Non-beta release blocked by getting cudajit 0.4.1 in the opam-repository.

From the CHANGELOG:

Added

  • Implemented the previously-mocked support for half precision (FP16).
    • We work around the missing Ctypes coverage by not using Ctypes.bigarray_start.
    • We check FP16 constants for overflow.
    • We output half precision specific code from the CUDA backend.
  • Finally proper support for mixed precision!

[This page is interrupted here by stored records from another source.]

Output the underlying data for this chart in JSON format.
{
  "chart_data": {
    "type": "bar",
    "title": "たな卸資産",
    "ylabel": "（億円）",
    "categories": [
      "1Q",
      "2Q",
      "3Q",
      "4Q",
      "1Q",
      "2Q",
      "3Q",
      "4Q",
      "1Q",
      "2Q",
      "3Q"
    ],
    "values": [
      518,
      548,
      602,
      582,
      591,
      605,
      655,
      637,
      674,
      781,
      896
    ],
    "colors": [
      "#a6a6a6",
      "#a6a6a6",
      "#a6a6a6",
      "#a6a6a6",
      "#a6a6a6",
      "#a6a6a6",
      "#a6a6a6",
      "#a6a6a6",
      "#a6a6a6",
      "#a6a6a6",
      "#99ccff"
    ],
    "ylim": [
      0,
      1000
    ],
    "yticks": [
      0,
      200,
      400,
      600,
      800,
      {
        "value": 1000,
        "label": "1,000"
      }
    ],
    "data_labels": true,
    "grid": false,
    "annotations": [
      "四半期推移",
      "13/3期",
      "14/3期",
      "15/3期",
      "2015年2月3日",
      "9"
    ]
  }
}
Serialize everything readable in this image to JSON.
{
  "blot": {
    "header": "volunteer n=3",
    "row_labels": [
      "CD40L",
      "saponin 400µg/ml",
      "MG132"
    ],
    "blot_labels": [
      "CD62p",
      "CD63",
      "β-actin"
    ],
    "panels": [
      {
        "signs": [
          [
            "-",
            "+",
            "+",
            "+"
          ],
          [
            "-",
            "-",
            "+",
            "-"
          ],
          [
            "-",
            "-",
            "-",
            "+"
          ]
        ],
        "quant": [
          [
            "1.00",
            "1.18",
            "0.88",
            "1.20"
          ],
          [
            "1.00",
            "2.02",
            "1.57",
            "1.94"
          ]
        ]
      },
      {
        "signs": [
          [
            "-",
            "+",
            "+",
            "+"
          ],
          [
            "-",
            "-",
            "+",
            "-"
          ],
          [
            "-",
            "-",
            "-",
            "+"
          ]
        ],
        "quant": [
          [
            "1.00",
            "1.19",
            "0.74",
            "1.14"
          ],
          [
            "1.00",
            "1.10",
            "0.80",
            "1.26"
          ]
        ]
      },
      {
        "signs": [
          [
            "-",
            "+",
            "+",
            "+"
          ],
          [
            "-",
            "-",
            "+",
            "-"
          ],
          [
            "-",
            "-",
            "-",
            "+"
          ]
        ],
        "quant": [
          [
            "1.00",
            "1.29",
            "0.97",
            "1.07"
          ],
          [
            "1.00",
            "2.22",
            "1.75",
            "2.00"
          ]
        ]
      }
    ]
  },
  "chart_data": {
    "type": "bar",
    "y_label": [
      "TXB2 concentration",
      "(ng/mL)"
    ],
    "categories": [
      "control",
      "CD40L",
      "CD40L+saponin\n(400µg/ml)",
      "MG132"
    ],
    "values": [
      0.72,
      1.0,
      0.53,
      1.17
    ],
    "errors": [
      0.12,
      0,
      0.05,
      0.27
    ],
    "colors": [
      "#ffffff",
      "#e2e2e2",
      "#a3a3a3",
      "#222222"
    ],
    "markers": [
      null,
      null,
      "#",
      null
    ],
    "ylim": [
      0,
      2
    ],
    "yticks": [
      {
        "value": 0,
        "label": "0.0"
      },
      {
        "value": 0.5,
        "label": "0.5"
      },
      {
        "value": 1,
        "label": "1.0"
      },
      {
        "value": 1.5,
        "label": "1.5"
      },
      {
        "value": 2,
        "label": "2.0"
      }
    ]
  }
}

Lazy precision defaults and delayed precision setting via Tnode.update_prec.
  • A placeholder nn_blocks.ml hinting at an intended design pattern for model components.
  • A memory model for the multiple virtual devices per physical device setup, implemented in the CUDA backend.
    • It fixes the CUDA backend behavior in the data parallelism benchmark.

Changed

  • Removed the pipes_cc, pipes_gccjit backends (Pipes_multicore_backend) -- I had fixed Pipes_multicore_backend by using the poll library instead of Unix.select, but it turns out to be very very slow.

Fixed

  • Log levels related de-confusion:
    • Critical bug: logging of computation traces was not properly converted to ppx_minidebug 2.0.
    • Properly restore log_level and inform about its setting.
    • By default do not log from tests.
    • debug_log_from_routines should only happen when log_level > 1.
  • Bugs in Multicore_backend: await was not checking queue emptiness, worker's Condition.broadcast was non-atomically guarded (doesn't need to be), possible deadloop due to the lockfree queue -- now replaced with saturn_lockfree.
  • Reduced busy-waiting inside c_compile_and_load, propagating compilation errors now instead of infinite loop on error.
  • Fixed loss of significant digits for small numbers when outputting files.
  • Added missing mixed-precision conversions in the C_syntax backend builder.
  • Restored the functionality of debug logging from the cuda backend.